The even and odd components of the signal x(t) = e^-2t cos t are respectively.

Concept:

if x(t) is given signal then,

Even signal of x(t) = \(\frac{x(t)+x(-t)}{2}\)

&

odd signal of x(t) =\(\frac{x(t)-x(-t)}{2}\)

Solution:

Here,

x(t) = e-2t cos t 

Even signal of x(t) = \(\frac{x(t)+x(-t)}{2}\)

\(=\frac{e^{-2t} \space cos(t)+e^{-2(-t)} \space cos(-t)}{2}\)

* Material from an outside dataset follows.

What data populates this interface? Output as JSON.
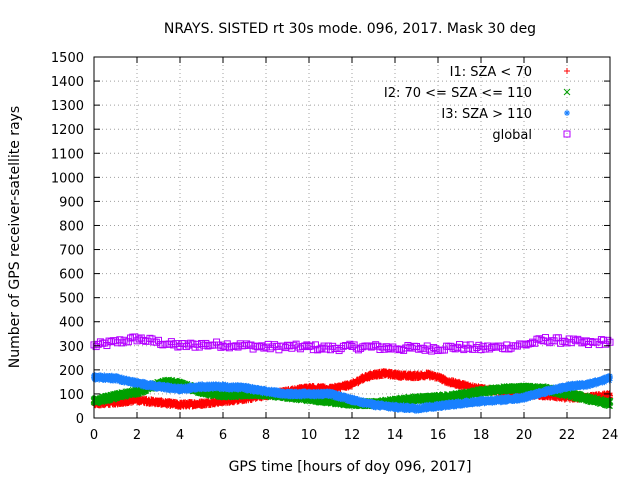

\(=\frac{e^{-2t} \space cos(t)+e^{2t} \space cos(t)}{2}\)

\(= cos(t)\frac{(e^{-2t} \space+e^{2t}) }{2}\)

\(= cos(t)cosh(2t)\)

&

odd signal of x(t) =\(\frac{x(t)-x(-t)}{2}\)

\(=\frac{e^{-2t} \space cos(t)-e^{-2(-t)} \space cos(-t)}{2}\)

\(=\frac{e^{-2t} \space cos(t)-e^{2t} \space cos(t)}{2}\)

\(= cos(t)\frac{(e^{-2t} -e^{2t}) }{2}\)

\(=- cos(t)\frac{(e^{2t} -e^{-2t}) }{2}\)

\(= -cos(t)sinh(2t)\)